The Red Wolf is born into a pack that lives deep in the woods outside of the town of Stonebriar. Her parents raise her with tales of the history of her kind, the Lords of the Forest, who have slowly ceded their territory to the growth of human settlement. They also teach her the necessity of never taking more food than necessary and sharing what she has with others. The Red Wolf grows up angry; eventually, her parents die, and she loses her pack before becoming the rage-fueled Blood Wolf that haunts the dreams of Stonebriar’s residents.
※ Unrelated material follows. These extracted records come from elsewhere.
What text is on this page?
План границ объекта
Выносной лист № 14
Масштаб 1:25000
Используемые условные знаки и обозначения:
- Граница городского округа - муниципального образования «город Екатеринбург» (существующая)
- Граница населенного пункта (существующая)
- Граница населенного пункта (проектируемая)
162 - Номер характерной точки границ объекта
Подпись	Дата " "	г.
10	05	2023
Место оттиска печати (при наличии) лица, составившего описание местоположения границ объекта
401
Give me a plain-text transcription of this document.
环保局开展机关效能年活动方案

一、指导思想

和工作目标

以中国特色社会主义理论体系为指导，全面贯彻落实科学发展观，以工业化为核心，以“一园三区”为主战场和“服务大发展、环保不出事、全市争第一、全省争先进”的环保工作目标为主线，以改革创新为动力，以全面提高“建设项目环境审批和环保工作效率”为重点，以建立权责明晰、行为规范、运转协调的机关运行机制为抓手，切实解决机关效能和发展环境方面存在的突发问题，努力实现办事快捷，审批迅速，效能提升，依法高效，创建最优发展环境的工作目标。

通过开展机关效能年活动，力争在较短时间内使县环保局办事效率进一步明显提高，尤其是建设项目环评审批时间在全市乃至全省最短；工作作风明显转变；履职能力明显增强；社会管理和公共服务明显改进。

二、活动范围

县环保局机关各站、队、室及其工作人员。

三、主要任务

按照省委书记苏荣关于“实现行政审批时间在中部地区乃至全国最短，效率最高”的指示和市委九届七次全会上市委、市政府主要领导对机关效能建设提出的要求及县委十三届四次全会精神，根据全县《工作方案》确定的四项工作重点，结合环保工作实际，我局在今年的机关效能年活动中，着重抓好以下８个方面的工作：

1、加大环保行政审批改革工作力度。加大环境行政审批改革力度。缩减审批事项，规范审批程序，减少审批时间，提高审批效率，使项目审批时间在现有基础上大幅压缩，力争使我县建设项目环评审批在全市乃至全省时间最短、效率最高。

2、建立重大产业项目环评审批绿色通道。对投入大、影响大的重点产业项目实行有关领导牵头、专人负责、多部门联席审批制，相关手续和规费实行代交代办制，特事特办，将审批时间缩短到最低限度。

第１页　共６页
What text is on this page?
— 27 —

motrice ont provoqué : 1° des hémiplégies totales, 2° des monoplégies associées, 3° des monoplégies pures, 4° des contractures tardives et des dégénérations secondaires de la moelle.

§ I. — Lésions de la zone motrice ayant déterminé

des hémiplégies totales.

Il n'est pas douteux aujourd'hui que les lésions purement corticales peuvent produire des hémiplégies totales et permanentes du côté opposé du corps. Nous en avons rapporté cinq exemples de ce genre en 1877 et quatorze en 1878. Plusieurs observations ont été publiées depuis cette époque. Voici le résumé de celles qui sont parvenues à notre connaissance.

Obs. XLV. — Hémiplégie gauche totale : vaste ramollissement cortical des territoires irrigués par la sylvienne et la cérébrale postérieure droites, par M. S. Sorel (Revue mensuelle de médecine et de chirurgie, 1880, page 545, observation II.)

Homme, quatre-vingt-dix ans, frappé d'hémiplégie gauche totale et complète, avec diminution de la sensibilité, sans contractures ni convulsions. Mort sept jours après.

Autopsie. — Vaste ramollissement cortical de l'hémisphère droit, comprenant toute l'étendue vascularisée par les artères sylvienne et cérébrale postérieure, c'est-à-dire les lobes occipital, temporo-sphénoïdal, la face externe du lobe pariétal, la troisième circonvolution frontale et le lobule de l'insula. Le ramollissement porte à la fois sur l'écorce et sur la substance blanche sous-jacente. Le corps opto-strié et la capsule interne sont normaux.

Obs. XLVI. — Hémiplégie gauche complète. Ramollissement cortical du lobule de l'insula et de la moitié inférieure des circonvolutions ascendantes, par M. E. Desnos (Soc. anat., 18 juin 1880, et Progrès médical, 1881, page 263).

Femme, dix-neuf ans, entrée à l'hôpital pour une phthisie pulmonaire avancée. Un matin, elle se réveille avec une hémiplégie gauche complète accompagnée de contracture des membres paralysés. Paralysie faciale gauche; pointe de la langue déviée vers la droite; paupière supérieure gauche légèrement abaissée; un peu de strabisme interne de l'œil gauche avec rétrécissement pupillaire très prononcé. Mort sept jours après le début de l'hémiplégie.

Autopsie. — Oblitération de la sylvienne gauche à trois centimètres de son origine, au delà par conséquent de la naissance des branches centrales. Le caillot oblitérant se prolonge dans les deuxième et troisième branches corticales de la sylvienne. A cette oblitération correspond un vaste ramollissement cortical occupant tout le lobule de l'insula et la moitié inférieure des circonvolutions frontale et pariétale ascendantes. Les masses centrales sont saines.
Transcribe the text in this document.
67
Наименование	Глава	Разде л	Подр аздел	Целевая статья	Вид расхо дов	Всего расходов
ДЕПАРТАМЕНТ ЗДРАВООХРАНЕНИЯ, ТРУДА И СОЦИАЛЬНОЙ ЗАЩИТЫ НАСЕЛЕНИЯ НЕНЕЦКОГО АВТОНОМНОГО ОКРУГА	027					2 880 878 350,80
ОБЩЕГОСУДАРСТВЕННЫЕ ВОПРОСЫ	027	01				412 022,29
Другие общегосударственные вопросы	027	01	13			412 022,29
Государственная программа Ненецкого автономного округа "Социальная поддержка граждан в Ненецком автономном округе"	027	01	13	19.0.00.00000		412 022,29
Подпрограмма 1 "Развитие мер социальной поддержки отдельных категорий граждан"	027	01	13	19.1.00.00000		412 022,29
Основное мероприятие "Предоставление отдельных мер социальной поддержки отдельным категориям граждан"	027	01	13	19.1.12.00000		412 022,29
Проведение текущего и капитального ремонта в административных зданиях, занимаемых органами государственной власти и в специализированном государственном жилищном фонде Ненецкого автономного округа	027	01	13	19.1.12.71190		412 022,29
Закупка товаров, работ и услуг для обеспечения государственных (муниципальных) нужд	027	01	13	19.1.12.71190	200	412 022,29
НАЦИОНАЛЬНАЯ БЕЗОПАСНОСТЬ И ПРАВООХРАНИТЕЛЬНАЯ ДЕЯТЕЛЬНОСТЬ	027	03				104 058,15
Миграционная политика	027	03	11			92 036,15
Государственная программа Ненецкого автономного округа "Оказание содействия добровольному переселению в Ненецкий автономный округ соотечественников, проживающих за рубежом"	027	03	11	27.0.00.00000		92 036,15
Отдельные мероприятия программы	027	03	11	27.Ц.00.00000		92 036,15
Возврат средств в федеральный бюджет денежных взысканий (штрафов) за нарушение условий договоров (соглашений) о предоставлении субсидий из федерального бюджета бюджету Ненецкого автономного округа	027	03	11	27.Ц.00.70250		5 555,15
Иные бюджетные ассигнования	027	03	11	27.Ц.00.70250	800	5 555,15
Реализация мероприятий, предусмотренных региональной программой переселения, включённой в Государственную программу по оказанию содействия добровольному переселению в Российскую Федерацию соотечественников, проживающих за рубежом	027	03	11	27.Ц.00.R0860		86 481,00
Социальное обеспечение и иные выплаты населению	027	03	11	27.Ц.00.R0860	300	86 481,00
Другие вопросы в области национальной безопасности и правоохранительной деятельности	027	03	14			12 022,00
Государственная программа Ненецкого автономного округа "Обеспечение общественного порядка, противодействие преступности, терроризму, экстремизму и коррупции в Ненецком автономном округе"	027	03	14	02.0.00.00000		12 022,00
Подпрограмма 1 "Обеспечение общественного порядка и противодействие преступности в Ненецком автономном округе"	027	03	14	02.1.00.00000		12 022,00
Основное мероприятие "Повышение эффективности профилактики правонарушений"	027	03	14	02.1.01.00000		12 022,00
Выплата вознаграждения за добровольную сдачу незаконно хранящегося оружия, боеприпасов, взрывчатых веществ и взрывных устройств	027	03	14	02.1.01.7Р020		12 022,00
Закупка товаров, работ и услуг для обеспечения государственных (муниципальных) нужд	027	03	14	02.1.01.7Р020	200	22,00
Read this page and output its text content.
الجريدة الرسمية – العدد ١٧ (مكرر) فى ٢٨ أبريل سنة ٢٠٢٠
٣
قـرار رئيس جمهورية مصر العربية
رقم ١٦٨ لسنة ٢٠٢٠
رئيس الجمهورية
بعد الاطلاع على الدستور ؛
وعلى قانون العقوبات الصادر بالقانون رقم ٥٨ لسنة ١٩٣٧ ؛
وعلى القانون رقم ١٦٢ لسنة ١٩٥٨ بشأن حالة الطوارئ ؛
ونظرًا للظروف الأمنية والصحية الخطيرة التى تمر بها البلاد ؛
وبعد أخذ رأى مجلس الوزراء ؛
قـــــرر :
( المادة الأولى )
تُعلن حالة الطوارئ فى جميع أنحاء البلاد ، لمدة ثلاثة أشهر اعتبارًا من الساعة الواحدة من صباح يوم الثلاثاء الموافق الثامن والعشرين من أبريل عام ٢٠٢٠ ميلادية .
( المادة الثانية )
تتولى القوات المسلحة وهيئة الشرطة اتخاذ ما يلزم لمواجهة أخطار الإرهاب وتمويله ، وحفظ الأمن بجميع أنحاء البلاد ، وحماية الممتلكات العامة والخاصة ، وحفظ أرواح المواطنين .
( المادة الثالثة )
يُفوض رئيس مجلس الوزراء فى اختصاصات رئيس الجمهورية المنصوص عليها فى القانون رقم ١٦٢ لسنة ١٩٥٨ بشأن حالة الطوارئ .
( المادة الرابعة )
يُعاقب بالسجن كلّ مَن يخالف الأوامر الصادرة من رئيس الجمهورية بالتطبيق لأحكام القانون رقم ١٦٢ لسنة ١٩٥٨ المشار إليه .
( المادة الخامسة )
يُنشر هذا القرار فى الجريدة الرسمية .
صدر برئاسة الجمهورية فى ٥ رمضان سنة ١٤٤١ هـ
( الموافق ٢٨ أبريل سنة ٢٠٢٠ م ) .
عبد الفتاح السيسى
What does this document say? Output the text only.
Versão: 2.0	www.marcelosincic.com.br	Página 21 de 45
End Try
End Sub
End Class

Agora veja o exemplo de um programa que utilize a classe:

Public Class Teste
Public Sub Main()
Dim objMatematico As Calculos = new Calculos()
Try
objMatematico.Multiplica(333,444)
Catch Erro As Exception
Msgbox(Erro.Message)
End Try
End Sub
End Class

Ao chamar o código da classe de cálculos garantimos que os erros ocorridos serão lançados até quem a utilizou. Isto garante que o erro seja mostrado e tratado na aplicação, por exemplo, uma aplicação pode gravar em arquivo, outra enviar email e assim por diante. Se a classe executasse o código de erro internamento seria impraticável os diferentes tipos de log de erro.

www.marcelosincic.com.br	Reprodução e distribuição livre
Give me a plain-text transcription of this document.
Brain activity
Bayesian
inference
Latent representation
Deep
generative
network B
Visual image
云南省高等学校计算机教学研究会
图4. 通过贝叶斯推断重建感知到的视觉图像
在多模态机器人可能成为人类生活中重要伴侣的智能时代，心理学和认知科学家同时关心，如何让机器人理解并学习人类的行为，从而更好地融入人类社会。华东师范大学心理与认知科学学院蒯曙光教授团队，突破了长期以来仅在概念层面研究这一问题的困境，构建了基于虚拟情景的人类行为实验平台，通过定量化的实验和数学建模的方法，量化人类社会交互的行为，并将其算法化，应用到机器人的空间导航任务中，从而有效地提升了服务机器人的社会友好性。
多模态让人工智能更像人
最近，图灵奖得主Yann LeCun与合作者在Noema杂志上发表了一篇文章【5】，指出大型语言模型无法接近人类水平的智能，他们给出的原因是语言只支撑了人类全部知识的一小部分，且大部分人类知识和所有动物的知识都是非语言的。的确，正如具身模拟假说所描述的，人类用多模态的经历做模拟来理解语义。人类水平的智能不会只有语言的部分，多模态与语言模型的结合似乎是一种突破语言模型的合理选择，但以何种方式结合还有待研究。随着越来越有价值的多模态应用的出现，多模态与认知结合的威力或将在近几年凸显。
It takes the appearance of the Beggar King, a man of peace who holds the respect of both the townsfolk and the forest animals, to calm the Red Wolf’s anger and teach her to live in harmony with her neighbors. The Red Wolf then takes these lessons and uses them to solve a problem: a band of outlaws lives in her woods and terrorizes the surrounding towns. She must decide whether there are better solutions to cruelty than violence and whether such solutions are practical in a world short on sympathy. The story is an imaginative retelling of the legend of St. Francis and the Wolf of Gubbio; though rooted in Christian tradition, the book contains no overt religiosity, and secular parents should feel comfortable recommending it to their children. Van Steenwyk writes in sharp, muscular prose highly suitable for the fabulistic subject matter, deftly navigating both the darker and lighter segments of the story. The true standouts of the book, however, are the illustrations by Joel Hedstrom. Taking Japanese woodblock printing and Greek vases as his inspiration, Hedstrom supplements the text with full-page illustrations in brilliant colors that feel simultaneously ancient and stylishly contemporary. The result is a book out of time: a coupling of narrative and illustration that should stoke the imagination of any young modern reader.
A visually stunning work addressing themes of peace, generosity, and forgiveness.